Create a Notebook that reads data from the above container using Spark APIs. Note that due to special naming convention, Spark can seamlessly access all the data, without the need to target individual files created by the bridge. Moreover, the date partitioning alows to reduce the access just to the dates specified in the SQL query. You can find an example notebook as part of this project.

Finally, the resulting visualization will look like this:

Sample visualization of velocity of vehicles

Furthermore, given the expressiveness of Spark in general and Spark SQL in particular, it is very easy to develop many different analyses, generating business insights from the extensive historical data collected from IoT devices over time.

End-to-End Flow

To summarize, now that we understand the role of individual services, the configuration needed to wire them together, and the role of OpenWhisk in the pipeline, let’s review the flow of how the end-to-end pipeline actually works (more or less).
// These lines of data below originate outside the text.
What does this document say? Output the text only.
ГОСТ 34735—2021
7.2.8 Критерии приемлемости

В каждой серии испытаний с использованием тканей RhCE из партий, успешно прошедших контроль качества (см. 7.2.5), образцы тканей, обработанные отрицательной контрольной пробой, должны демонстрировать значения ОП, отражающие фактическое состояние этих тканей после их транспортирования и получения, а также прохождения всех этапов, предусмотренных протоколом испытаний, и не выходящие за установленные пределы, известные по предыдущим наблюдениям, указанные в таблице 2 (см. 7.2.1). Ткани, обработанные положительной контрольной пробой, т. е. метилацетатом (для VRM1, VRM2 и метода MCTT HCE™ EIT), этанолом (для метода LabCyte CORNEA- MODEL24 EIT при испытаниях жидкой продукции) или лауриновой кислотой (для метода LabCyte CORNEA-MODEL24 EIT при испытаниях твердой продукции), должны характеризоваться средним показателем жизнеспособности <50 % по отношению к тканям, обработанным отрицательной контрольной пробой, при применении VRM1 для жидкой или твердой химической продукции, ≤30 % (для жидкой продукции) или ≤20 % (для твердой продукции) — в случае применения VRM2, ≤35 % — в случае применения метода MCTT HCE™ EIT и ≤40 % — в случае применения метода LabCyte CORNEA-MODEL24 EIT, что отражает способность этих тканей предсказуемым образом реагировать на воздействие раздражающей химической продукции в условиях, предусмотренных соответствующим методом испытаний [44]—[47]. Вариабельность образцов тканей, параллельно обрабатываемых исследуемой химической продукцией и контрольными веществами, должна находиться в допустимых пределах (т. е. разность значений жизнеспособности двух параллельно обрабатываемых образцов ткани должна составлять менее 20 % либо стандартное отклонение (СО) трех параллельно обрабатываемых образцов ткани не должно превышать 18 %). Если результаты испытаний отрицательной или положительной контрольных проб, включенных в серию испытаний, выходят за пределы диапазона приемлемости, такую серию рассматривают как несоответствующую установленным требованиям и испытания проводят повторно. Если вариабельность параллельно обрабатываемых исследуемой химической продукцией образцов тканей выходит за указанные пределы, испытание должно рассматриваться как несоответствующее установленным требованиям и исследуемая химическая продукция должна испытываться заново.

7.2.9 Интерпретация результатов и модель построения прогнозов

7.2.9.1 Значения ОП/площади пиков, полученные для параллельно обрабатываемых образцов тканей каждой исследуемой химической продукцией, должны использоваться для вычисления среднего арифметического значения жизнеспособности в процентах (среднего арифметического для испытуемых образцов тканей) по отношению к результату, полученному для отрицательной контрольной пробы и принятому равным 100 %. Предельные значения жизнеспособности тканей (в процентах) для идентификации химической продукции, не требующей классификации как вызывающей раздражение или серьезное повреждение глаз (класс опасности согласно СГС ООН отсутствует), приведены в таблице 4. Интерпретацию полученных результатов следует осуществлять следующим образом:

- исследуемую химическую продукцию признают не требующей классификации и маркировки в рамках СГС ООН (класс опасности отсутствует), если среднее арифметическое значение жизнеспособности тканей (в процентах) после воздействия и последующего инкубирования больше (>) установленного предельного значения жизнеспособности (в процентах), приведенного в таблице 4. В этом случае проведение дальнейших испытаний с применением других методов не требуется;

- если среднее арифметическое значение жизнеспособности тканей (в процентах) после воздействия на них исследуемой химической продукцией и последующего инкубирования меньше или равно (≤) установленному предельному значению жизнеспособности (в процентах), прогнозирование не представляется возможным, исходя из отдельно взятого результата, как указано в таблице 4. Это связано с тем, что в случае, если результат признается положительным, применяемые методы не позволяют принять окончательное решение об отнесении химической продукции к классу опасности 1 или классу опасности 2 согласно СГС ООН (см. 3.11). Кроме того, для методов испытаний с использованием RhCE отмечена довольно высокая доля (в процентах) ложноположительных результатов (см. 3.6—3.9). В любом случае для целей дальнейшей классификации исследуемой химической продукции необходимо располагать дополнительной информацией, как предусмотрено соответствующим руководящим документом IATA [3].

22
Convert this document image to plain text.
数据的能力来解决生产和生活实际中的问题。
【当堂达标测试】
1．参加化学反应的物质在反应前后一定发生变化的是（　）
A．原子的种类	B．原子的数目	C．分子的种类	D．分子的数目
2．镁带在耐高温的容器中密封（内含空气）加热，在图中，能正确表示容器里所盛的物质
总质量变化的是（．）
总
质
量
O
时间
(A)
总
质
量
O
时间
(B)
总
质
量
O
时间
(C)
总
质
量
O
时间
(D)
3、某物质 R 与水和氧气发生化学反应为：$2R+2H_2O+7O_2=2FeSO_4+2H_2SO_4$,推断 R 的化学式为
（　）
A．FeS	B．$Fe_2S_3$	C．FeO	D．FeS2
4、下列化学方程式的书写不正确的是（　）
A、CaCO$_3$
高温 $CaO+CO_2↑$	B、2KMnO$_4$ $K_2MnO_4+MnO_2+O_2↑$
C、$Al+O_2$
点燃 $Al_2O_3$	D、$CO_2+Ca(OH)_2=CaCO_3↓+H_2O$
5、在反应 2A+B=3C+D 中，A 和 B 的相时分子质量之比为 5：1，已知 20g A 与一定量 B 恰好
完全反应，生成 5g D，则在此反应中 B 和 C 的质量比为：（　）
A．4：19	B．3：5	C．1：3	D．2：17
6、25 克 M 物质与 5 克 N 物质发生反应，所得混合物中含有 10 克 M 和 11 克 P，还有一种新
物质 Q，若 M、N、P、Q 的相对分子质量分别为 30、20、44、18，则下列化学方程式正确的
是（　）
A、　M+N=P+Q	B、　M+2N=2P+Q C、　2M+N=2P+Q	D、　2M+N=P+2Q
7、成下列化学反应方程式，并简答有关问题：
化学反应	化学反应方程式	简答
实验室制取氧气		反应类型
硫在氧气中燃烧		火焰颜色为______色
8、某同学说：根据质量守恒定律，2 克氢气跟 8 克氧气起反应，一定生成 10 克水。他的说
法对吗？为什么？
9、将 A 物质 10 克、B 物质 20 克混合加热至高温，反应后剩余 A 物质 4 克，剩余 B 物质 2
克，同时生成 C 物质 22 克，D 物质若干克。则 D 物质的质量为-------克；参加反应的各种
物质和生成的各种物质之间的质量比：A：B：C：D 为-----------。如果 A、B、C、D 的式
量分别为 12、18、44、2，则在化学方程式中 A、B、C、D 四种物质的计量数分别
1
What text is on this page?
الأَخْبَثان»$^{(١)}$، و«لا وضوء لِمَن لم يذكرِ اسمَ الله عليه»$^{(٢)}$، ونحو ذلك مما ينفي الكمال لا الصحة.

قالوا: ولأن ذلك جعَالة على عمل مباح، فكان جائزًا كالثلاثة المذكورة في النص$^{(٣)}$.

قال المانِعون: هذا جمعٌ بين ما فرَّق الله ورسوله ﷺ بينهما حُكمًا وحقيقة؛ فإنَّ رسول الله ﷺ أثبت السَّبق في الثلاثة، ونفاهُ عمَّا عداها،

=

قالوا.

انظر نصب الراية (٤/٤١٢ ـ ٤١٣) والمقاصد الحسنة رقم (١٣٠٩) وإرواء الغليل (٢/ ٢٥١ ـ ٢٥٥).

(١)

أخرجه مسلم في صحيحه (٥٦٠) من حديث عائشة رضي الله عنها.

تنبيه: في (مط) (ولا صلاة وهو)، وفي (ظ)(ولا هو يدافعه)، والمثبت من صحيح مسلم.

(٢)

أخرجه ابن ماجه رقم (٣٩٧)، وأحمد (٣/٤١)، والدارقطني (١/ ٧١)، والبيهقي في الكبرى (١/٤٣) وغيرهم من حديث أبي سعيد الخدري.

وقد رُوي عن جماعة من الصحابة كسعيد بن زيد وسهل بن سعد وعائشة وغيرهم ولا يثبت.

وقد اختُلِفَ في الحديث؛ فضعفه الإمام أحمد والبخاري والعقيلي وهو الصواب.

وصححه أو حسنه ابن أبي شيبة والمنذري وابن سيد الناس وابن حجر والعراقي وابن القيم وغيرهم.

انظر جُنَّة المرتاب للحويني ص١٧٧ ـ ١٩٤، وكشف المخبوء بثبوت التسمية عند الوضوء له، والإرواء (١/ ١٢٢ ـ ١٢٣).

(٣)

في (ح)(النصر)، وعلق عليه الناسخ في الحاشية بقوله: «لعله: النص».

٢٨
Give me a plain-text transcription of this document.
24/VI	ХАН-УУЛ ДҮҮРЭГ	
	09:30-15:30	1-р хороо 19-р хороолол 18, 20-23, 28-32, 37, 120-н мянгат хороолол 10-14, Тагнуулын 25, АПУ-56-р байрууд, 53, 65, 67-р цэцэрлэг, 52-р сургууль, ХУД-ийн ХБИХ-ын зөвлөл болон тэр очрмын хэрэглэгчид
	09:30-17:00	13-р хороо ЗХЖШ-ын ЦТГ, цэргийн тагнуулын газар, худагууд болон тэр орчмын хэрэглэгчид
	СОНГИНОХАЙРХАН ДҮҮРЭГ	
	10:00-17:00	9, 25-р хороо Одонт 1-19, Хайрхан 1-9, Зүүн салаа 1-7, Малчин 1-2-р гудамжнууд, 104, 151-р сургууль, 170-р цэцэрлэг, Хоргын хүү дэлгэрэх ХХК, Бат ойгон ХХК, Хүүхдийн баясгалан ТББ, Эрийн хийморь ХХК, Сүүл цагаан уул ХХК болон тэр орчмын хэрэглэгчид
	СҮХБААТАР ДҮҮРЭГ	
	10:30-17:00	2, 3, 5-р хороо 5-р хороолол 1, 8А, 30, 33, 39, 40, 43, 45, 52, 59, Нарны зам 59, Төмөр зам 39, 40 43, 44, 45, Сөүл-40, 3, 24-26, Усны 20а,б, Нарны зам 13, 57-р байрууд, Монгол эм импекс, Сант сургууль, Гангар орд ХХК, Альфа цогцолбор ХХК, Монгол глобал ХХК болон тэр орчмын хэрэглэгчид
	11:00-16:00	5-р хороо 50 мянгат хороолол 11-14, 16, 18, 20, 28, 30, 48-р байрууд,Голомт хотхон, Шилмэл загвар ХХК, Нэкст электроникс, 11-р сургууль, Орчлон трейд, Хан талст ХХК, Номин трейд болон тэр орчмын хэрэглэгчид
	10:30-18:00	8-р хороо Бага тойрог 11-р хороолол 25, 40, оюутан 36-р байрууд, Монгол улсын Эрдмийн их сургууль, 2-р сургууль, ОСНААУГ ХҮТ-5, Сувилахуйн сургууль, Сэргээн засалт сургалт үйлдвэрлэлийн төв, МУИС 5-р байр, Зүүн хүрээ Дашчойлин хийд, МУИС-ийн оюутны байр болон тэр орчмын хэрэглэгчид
Node-RED (simulated device): the ‘inject node’ triggers the flow at given intervals (e.g., every second). A sample event JSON is generated (by a custom ‘function node’). It is then aggregated using the ‘join’ node, compressed (using a custom function node), and sent to the Watson IoT Platform (using MQTT with properly configured orgId, device type, event type, device id and security token).
Watson IoT Platform (with historical data storage extension to Message Hub): receives MQTT events from devices (after proper auth validation), augments them (e.g., adding timestamp and context metadata) and publishes in small batches to a Kafka topic (Message Hub).
OpenWhisk (with custom transformation action): the Message Hub feed provider in OpenWhisk subscribes to messages in the iotp Kafka topic, aggregates small batches of messages and sends them as a payload to the OpenWhisk trigger, which in turn triggers a sequence of actions performing the message transformation and publishing the results to the transformed Kafka topic.
Message Hub (bridge to Object Storage): aggregates messages published to the transformed topic according to a specified policy (e.g., files of up to 1 hour or 1MB of data), and uploads the files to Object Storage according to the specified layout (e.g., applying date-based partitioning).
Spark Service (part of Data Science Experience platform): retrieves historical data from Object Storage, applying SQL or other interfaces — according to the needs of the particular batch analytics job.

Now you are invited to try this out, but more importantly — to think of your own ways of using OpenWhisk for serverless IoT-driven data pipelines, and to share your insights!

All the source code used in the post is available on github under Apache v2 license.